Here's a funny little quip to entertain you and illustrate my point: Henry had his first swim lesson this week. It's a mommy and me class, so that meant I had to get in the water with Henry. Naturally, this means I have to wear a bathing suit. The only bathing suits I had are my pre-pregnancy two piece swimsuits, and my maternity swimsuit. I felt like neither of these things fit the occasion. I mean, who shows up to a swim class of babies and mommies in a cute bikini? Not this girl. So, I went to Academy (twice) to pick out a modest one piece (and take it back to replace it with another). Lo and behold, I show up to swim class, and one of the mommies is wearing a two piece. Haha.
Have you ever had this feeling, mamas? Now that you're a mother, you should do this, wear this, refrain from this...I even hesitated to cut my hair for fear of it being pegged a "mommy haircut."
Which brings me to my question: Are you an orange or an onion?
You see, an orange is a fruit made up of multiple sections that add together to make a whole.
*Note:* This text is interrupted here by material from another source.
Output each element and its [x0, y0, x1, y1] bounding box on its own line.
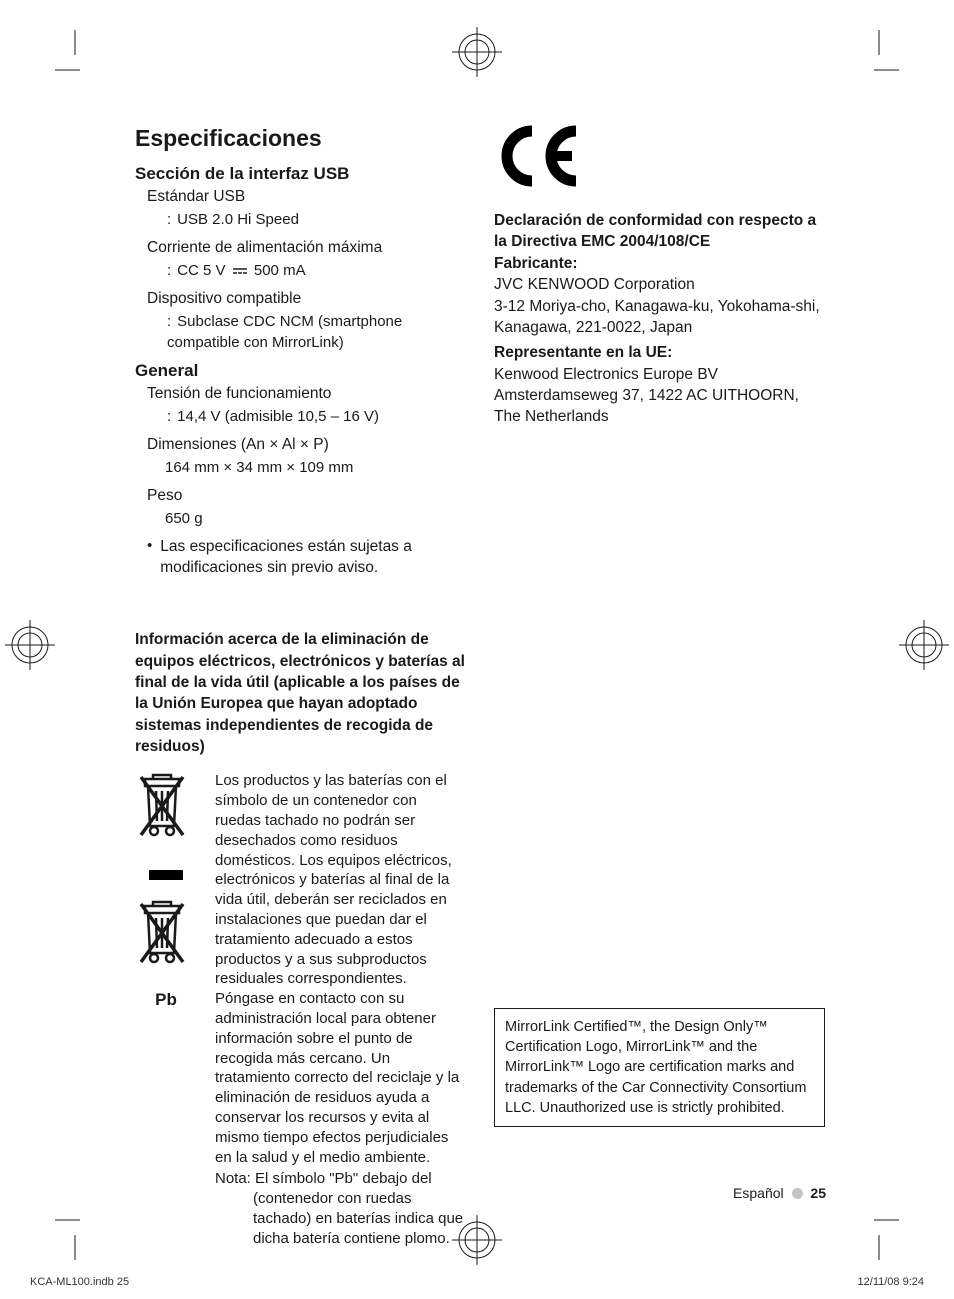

If you took away one section, you wouldn't have a whole fruit anymore. But each section is completely separate from the next. Although you wouldn't have a whole fruit, you could remove a section of the orange without interrupting the integrity of the fruit.
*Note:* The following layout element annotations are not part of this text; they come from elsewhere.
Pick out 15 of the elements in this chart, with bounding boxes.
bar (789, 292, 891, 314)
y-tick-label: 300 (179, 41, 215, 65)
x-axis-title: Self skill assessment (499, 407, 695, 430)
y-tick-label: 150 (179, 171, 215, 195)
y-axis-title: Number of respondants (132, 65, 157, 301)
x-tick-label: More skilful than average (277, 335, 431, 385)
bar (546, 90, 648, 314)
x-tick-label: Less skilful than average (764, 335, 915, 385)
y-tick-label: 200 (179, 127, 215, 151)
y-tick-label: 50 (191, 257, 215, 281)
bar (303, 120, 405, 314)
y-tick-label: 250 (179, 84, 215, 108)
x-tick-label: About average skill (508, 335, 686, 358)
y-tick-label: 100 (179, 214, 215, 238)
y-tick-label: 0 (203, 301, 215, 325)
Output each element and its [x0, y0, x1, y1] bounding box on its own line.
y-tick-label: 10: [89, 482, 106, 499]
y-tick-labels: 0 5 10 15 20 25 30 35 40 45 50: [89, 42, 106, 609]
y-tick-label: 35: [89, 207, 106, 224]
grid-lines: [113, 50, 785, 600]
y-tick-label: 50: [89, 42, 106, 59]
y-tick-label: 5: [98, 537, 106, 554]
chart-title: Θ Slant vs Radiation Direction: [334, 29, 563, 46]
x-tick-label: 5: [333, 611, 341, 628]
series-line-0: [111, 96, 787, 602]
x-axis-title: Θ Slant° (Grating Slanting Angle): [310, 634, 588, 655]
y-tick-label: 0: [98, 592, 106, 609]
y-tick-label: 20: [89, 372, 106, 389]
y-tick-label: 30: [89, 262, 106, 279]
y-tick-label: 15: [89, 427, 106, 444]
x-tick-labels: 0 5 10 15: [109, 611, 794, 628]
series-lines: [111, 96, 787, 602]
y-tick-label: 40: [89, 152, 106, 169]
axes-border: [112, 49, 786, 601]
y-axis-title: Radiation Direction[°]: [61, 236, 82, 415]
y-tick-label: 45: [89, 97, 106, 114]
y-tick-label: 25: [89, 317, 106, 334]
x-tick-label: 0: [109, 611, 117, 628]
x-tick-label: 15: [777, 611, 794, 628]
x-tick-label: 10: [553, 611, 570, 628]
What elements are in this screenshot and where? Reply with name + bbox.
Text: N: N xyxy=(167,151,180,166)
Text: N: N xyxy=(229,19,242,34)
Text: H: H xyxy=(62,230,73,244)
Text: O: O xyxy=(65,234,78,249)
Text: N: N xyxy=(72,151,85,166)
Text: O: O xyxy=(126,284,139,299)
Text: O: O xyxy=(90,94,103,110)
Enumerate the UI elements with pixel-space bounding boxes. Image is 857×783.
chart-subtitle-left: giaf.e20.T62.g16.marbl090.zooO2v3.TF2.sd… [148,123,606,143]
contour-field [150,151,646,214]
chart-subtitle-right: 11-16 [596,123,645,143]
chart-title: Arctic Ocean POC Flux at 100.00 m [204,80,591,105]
Most days I feel like I am an orange. I alternate from one section to another, never fully integrating them together. I wish I was an onion; with each layer complementing each other, so that the onion doesn't make sense until all the layers are added together.
I still struggle with who I am as a person versus what I mean to someone. I try to indulge myself in things meant just for me: a hot bath, a run around the neighborhood, reading a good book...but these things leave me with a nagging, guilty feeling. If I do something just for myself, I can't help but feel selfish. Surely I should be spending that time serving someone else, right? The other part of me feels like I can only serve others if I keep myself healthy and happy.
It's a constant battle. One that I'm not sure I will ever conquer.